Dust. It settles on the old things. It drifts through the air in a thin shroud, a grey curtain across the eyes. Slowly, it settles. On the tables, the chairs, the simple finery of antique cutlery, forming furrows beneath forks, spoons and knives. The tables are laid out with cups and saucers fifty years out of fashion. Price-tags peel. Arranged on an oak dresser is a regiment of tin soldiers, eyes forward and redcoats tarnished.
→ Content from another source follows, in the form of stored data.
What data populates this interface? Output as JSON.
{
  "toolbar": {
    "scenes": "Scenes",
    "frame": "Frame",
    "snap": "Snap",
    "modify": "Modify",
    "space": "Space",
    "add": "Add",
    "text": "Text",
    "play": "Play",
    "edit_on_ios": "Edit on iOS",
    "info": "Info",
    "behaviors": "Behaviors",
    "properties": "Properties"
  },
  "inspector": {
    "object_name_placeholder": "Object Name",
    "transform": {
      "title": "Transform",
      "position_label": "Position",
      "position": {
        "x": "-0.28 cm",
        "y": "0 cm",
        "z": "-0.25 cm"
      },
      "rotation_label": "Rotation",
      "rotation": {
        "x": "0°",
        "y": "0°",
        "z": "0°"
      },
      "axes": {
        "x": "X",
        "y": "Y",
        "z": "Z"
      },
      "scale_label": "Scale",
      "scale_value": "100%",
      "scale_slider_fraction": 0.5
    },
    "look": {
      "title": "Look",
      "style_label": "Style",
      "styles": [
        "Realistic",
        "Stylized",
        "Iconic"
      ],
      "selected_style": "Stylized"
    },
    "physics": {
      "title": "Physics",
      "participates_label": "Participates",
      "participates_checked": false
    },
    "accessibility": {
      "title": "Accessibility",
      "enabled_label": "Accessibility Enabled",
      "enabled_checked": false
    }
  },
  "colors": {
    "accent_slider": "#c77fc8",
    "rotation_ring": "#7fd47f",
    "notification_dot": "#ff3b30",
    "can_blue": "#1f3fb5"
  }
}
The owner cannot recall their arrival to her store. She cleans them anyway, even if they do look strange to her, she who once knew every item in her possession with ludicrous detail. She cleans those tin soldiers the way she cleans everything else: slowly, with care, without hurry. She continues to a wall of clocks, no two hands the same, each ticking to former masters’ days. She cannot reach those furthest up the wall, but her movements below dislodge the dust in brief cascades that sift down into her hair, her clothes, the lines of her face.
Every so often she blows quickly over a choice object – maybe an engraved steel plate or marble figurine – a quick jet of air, a short whoosh from her mouth like a sneeze, and in response the dust rises lazily like languid bees. She bends over, blows, bends and blows, blows and bends over again. It is the only sound in the store, these short, desperate breaths, as if she might return to life a mansion under the mausolean dust.